Step 2 Move population

Understanding the "Big Picture"

Building AggregatedCategories

We take a simple example extracted from a very simple EGT with only four people and a 4*4 grid of places.

move

We start by building our aggregated categories using h24 social.scala package, using fine category described by EGT :

John is a male of 24 years, with education coded as SUP
Paul is a male of 39 years, with education coded as SUP

In h24 John and Paul are grouped in the same aggregatedCategory : {gender male ;30-59 years ;up education}

If we look the grid we see the different places and activities that John, Paul practice for one day. We read this graphic like that :

John stay at home (1,1) between 0h and 9h, then go to workplace (2,2) between 9h and 19h, and go back to home (1,1) at 19h.
Paul stay at home (2,2) between 0h and 6h, then go to workplace (3,0) between 6h and 15h, practice an activity (1,0) between 15h and 23h, then go back to home (2,2) at 23h.

Now, if we look at (b) :

Anna is a female of 22 years, with education coded as BAC
Lily is a female of 26 years, with education coded as BACP2

We apply the same algorithm for Anna and Lily that are grouped in the same aggregatedCategory : {gender female ;15-29 years ;middle education}

We read the Timeslice and the Matrix of places and activities like (a).

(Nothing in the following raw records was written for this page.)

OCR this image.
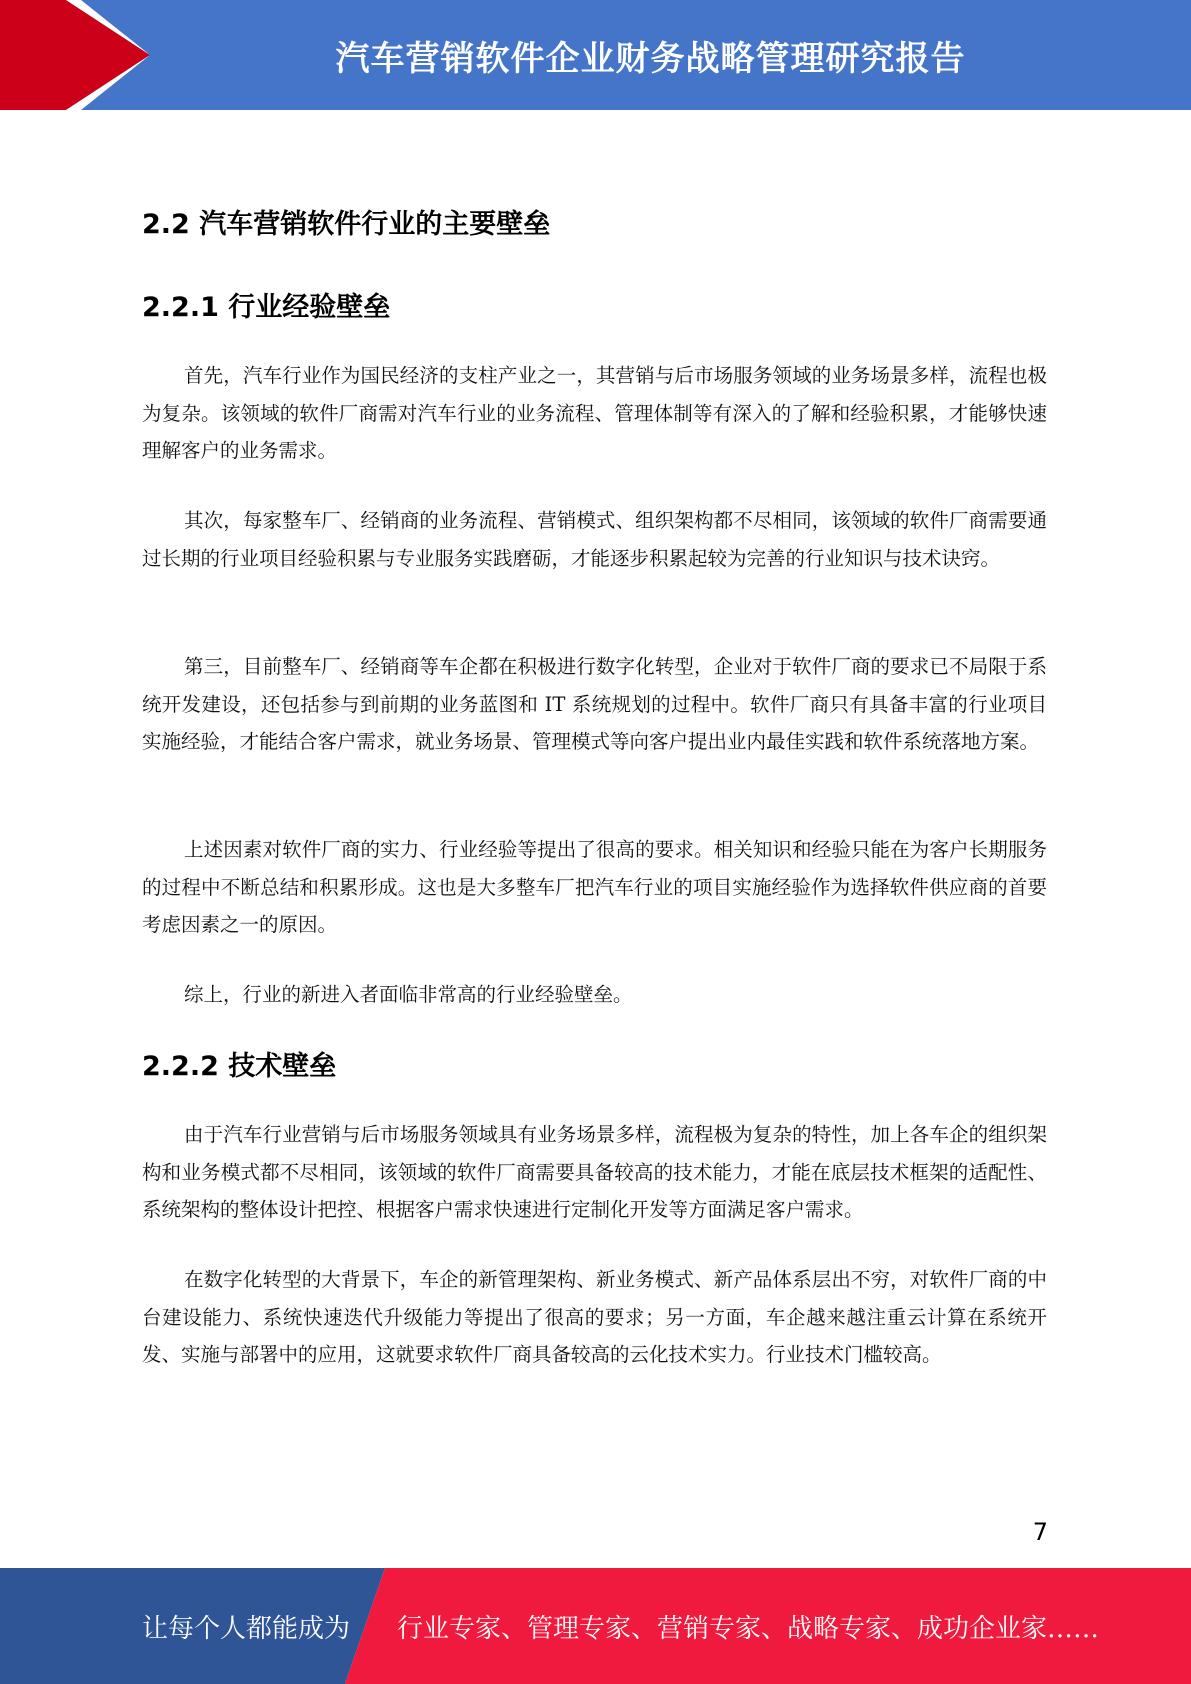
汽车营销软件企业财务战略管理研究报告
2.2 汽车营销软件行业的主要壁垒
2.2.1 行业经验壁垒

首先，汽车行业作为国民经济的支柱产业之一，其营销与后市场服务领域的业务场景多样，流程也极为复杂。该领域的软件厂商需对汽车行业的业务流程、管理体制等有深入的了解和经验积累，才能够快速理解客户的业务需求。

其次，每家整车厂、经销商的业务流程、营销模式、组织架构都不尽相同，该领域的软件厂商需要通过长期的行业项目经验积累与专业服务实践磨砺，才能逐步积累起较为完善的行业知识与技术诀窍。

第三，目前整车厂、经销商等车企都在积极进行数字化转型，企业对于软件厂商的要求已不局限于系统开发建设，还包括参与到前期的业务蓝图和 IT 系统规划的过程中。软件厂商只有具备丰富的行业项目实施经验，才能结合客户需求，就业务场景、管理模式等向客户提出业内最佳实践和软件系统落地方案。

上述因素对软件厂商的实力、行业经验等提出了很高的要求。相关知识和经验只能在为客户长期服务的过程中不断总结和积累形成。这也是大多整车厂把汽车行业的项目实施经验作为选择软件供应商的首要考虑因素之一的原因。

综上，行业的新进入者面临非常高的行业经验壁垒。

2.2.2 技术壁垒

由于汽车行业营销与后市场服务领域具有业务场景多样，流程极为复杂的特性，加上各车企的组织架构和业务模式都不尽相同，该领域的软件厂商需要具备较高的技术能力，才能在底层技术框架的适配性、系统架构的整体设计把控、根据客户需求快速进行定制化开发等方面满足客户需求。

在数字化转型的大背景下，车企的新管理架构、新业务模式、新产品体系层出不穷，对软件厂商的中台建设能力、系统快速迭代升级能力等提出了很高的要求；另一方面，车企越来越注重云计算在系统开发、实施与部署中的应用，这就要求软件厂商具备较高的云化技术实力。行业技术门槛较高。

7
让每个人都能成为 行业专家、管理专家、营销专家、战略专家、成功企业家……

Building moves for AggregatedCategory

move

In this next step algorithm build move for each AggregatedCategory. To do that, we cumulate the time spent by each individual by cutting it into three time slice.

If we look at (a) :

In the first [0h - 8h] time slice :
John stay at home during 8h in (1,1);
Paul stay at home during 6h in (0,3) and go to work during 2h in (2,2)

=> for this time slice we aggregate these numbers in a list of [((place),hour);...] : [((2,2),8); ((0,3),6); ((2,2),2)]

In the second [8h - 16h] time slice :
John stay at home during 1h in (1,1) then go to work 7h in (2,2)
Paul stay at work during 7h in (2,2) then go to activity 1h in (0,1)

=> for this time slice we aggregate these numbers in a list of [((place),hour);...] : [((0,1),1); ((1,1),1); ((2,2),14)]

In the third [16h - 24h] time slice :
John stay at work during 3h in (2,2) then go to home 5h in (1,1)
Paul stay at activy during 7h in (0,1) then go to home 1h in (0,3)

=> for this time slice we aggregate these numbers in a list of [((place),hour);...] : [((0,1),7); ((0,3),1); ((1,1),5), ((2,2),3)]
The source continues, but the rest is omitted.